The 1990 political uprising ended in a power sharing agreement between the parliamentary parties and the monarchy. Under the agreement, the monarchy was retained in the name of constitutional kingship whereas the parties were able to enjoy political freedom to carry out activities in the name of multiparty democracy. The constitution drafted by representatives of the king, Nepali Congress and the United Left Front (a front of parliamentary communist groups) in 1990 immediately after the political change reserved some key powers for the king that included the power to declare an emergency and suspend the constitution. By exercising the same power, former king Gyanendra disbanded democracy and took over power in 2005, thereby, marginalising the role of the political parties.

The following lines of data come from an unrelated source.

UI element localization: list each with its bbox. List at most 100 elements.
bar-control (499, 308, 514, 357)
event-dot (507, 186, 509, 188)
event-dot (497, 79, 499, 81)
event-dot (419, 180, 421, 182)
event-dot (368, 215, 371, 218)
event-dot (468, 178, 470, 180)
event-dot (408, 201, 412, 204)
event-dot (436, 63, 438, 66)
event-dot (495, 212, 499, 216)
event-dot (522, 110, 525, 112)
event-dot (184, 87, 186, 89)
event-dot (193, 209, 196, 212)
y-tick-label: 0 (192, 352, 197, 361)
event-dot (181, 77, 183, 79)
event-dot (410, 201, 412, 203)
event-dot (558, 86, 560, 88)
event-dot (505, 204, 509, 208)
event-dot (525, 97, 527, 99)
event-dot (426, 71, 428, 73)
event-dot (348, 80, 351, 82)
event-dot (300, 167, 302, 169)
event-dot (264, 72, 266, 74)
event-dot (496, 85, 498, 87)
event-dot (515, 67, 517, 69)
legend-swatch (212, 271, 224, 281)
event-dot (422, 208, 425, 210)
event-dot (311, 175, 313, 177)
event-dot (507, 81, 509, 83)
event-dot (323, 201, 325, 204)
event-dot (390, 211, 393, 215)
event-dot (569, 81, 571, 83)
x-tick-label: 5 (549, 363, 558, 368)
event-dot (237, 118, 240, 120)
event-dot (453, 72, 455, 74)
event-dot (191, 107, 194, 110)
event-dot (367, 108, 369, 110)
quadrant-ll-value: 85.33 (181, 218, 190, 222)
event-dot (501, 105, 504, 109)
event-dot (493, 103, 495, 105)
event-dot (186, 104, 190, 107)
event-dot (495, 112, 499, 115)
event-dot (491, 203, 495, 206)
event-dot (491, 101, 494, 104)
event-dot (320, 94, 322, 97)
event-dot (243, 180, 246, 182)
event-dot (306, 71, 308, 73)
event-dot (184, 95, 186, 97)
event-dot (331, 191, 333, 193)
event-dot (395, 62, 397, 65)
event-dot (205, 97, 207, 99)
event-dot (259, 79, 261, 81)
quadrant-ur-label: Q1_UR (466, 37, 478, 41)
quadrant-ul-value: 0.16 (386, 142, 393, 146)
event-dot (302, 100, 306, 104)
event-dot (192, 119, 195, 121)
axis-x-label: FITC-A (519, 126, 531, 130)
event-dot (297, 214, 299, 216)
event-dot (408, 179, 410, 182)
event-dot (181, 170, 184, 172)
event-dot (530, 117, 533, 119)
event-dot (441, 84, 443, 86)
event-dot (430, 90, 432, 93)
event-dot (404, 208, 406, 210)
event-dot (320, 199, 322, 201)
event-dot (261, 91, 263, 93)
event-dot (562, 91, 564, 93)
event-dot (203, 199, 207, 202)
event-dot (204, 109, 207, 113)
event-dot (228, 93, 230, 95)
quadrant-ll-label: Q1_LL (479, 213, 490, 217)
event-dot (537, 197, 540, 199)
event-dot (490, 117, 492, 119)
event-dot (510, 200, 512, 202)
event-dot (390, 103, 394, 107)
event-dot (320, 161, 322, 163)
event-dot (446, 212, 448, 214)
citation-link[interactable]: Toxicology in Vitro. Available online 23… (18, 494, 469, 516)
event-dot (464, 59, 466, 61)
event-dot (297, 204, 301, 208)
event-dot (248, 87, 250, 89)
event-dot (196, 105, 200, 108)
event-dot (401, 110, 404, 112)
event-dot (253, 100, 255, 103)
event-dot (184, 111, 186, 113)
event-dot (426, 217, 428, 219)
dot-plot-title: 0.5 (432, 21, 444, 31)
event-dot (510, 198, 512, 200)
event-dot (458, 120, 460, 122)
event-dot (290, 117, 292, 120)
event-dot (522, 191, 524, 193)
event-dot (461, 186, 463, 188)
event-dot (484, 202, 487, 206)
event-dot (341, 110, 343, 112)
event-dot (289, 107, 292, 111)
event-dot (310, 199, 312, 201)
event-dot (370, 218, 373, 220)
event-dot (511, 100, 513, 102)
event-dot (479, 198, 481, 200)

The eyes of the parties opened wide only after this incident. The major parties, mainly the Nepali Congress and the CPN-UML, became desperate when the people did not respond to their call for a movement against the king’s authoritarian move. This did not mean that the king’s move had the people’s support, only that they wanted to teach the parties a lesson. Further frustrated by the people’s lackluster response to their call for a movement, the parliamentary parties, mainly the Nepali Congress and the CPN-UML, hastened to reach an accord with the Maoists through a 12-point agreement. Earlier the parliamentary parties were die hard critics of the Maoists, but they changed their strategy to join hands with the rebels against the king.
The alliance between the parliamentary parties and the Maoists was not a choice but compulsion under the existing situation. This agreement paved the way for a joint movement that toppled the monarchy and declared Nepal a federal democratic republic.
Relevance lost
Since the country is already a federal republic, the celebration of Democracy Day that marked the shift of power from the Ranas to the king has lost its relevance and significance. Celebration of this day gives a sense that the monarchy still exists and implies that the monarchy is necessary for the country. In fact, the monarchy is an anti-democratic force that always suppressed the people in the name of either religion or nationalism. Nowhere in the world has the monarchy been democratised willfully.
The modern age is an era of democracy - republican democracy. So is it with Nepal. In this modern republican era, celebration of the day that glorifies a feudal institution that has already been scrapped is an insult to the people and their sacrifice made for the establishment of a republican set up.